The lending rates usually remain lower for the agriculture sector and SMEs and higher for consumer loans and industrial financing.

Painting such a picture of the banking world in the report, styled, interest- rate spread in the banking sector of Bangladesh, the author also listed the reasons.

He said the cross-country analysis suggests that the main drivers of lending rates and interest spreads in the country are inflation, nonperforming loans, and low recovery ratios for bad loans.

He noted that interest-rate spread is considered an important determinant of the efficiency of the financial system as large spread works as an impediment to expansion and development of the financial intermediation.

"It has often been argued that higher the spread, the higher would be the cost of credit to the borrowers for any given deposit rate."

He said a wider spread means unusually lower deposit rates, discoursing savings and limiting resources available to finance bank credits.

The professor of statistical research said a high interest-rate spread raises the cost of credit, restricting the access of potential borrows to credit market and thus reducing investments and limiting growth potential of the economy.
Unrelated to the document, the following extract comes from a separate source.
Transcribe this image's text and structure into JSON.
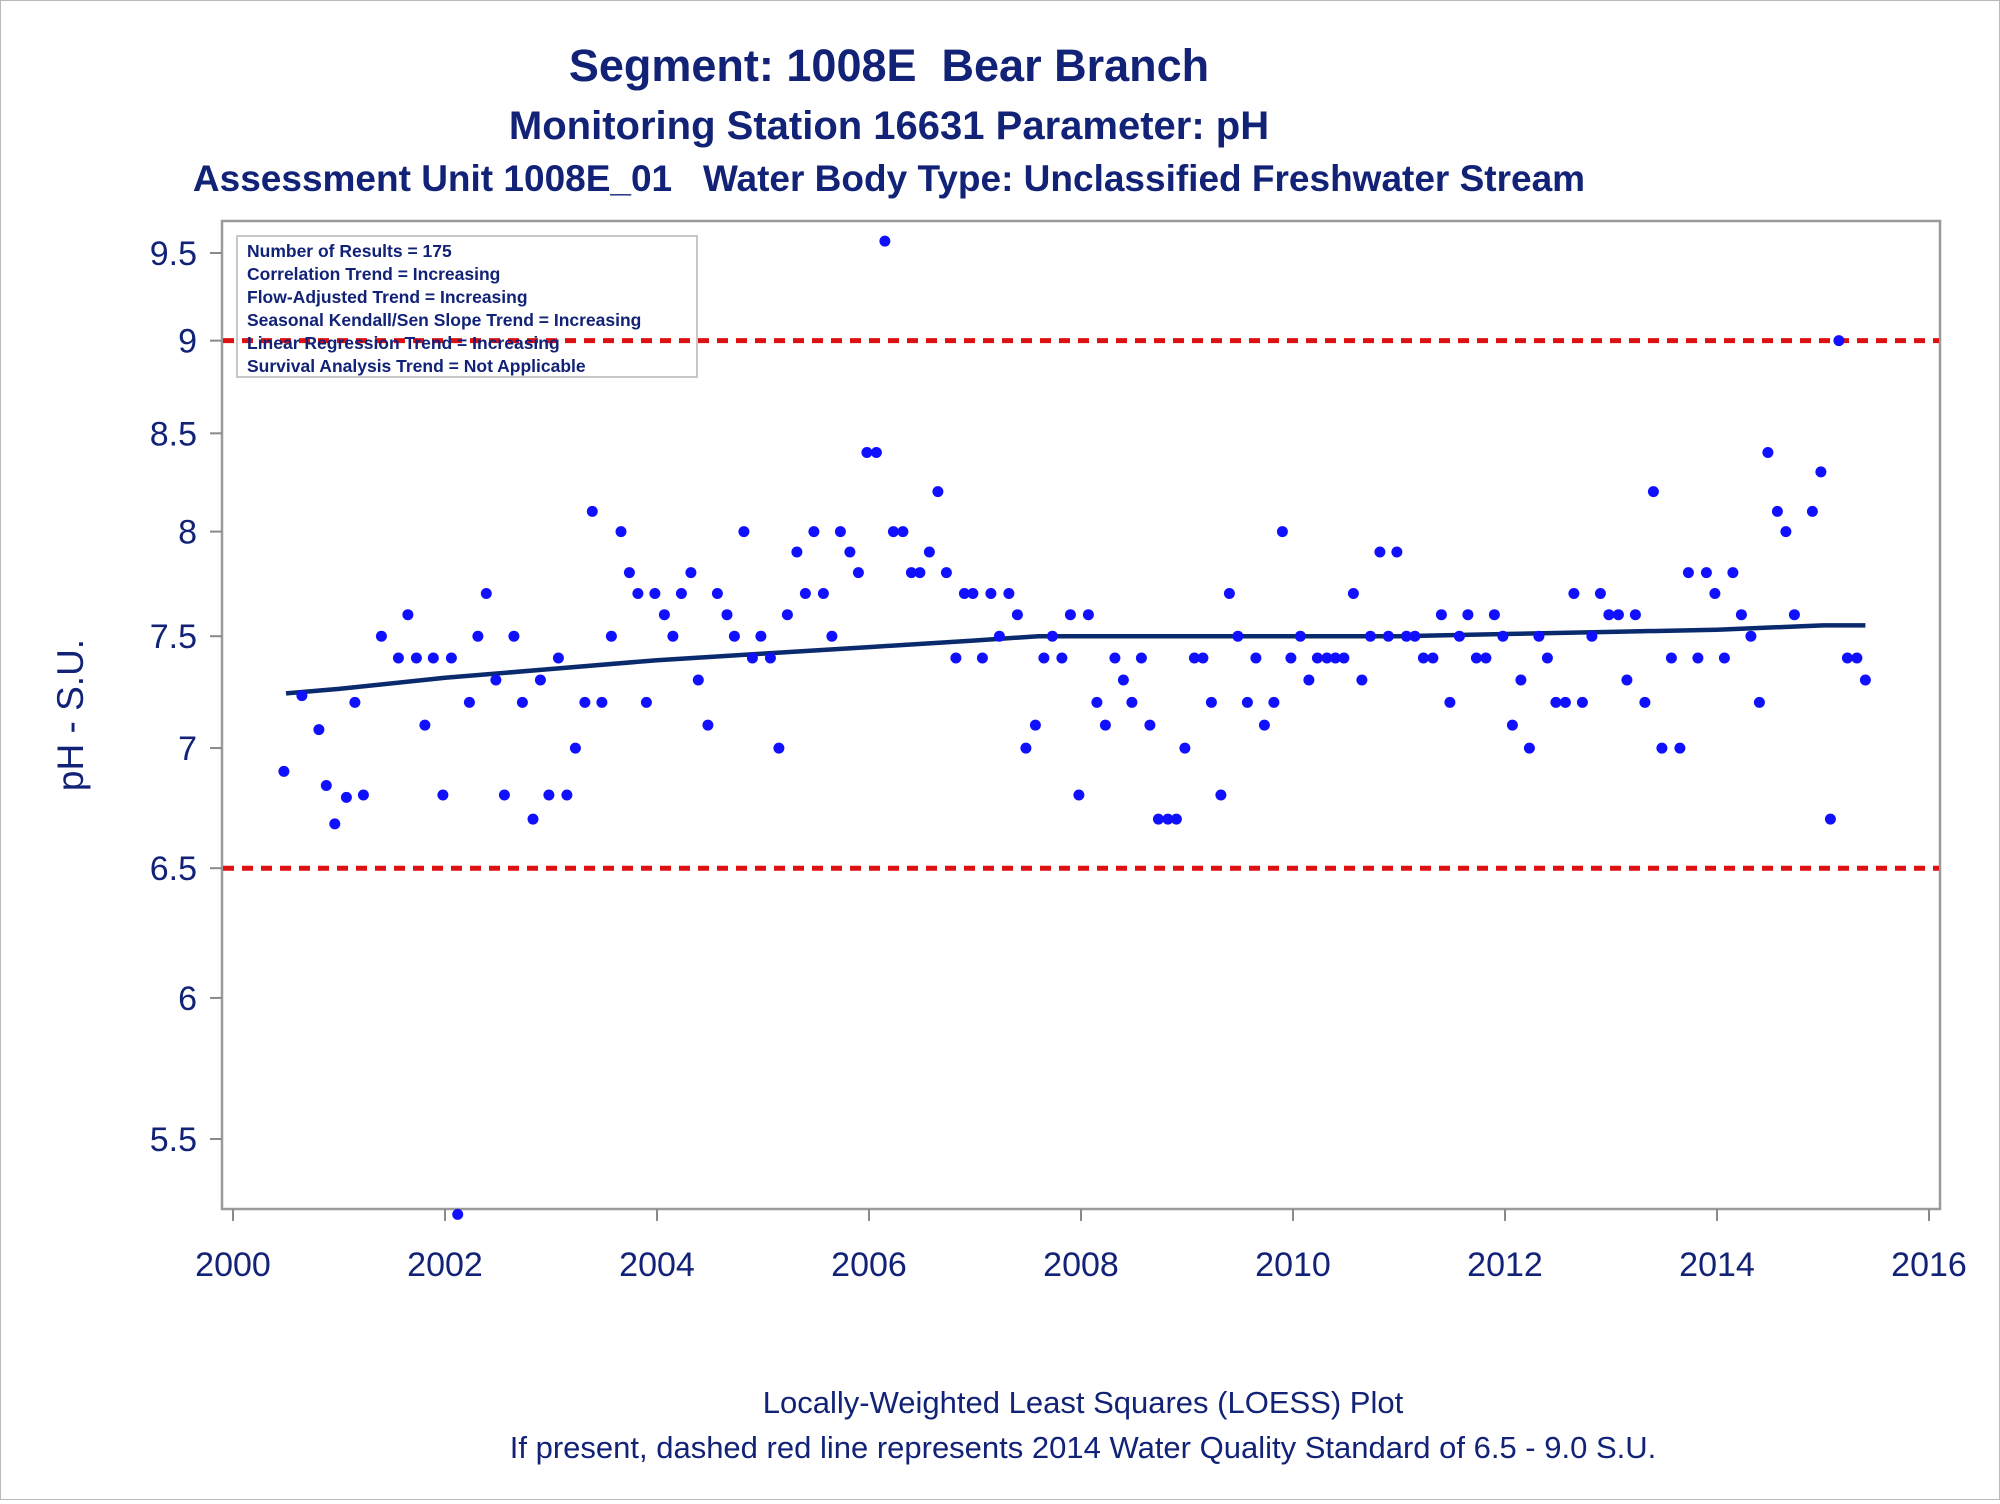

He suggested a reduction in inflation on sustained basis through prudent monetary and fiscal policies.

"Strengthen bank governance, particularly in the state-owned banks, to help improve asset quality," the research report reads.

As one of the ways out of such adverse cycle in banking, it stressed the need for improvement in contract enforceability and judicial proceedings for loan collection, foreclosures and the recovery of collateral.

"Minimise or eliminate the practice of forced subscription to treasury bills and bonds, replacing it with a fully-functioning auction-based approach," he further said about the dos on part of the bankers and financial policymakers.

Dr Toufic Ahmad Choudhury, director-general of the Bangladesh Institute of Bank Management (BIBM), moderated the session where other papers on the problems and solutions on the economic front were also placed.

The papers were on 'due diligence in Bangladesh monetary and credit programmes: path derivation' and 'does private-sector credit gear up private investment in Bangladesh?'

Professor of Dhaka School of Economics Dr Muhammad Mahbub Ali presented a paper on the testing hypothesis on theory of social networking, community banking and empowerment of people: a conceptual view.

Partha Sarathee Ghosh, a banker at UCBL, presented a paper on corporate social responsibility: contextual considerations.

Later, a number of members of the BEA joined an open question session where they deplored the present state of the country's financial sector, especially the banking sector.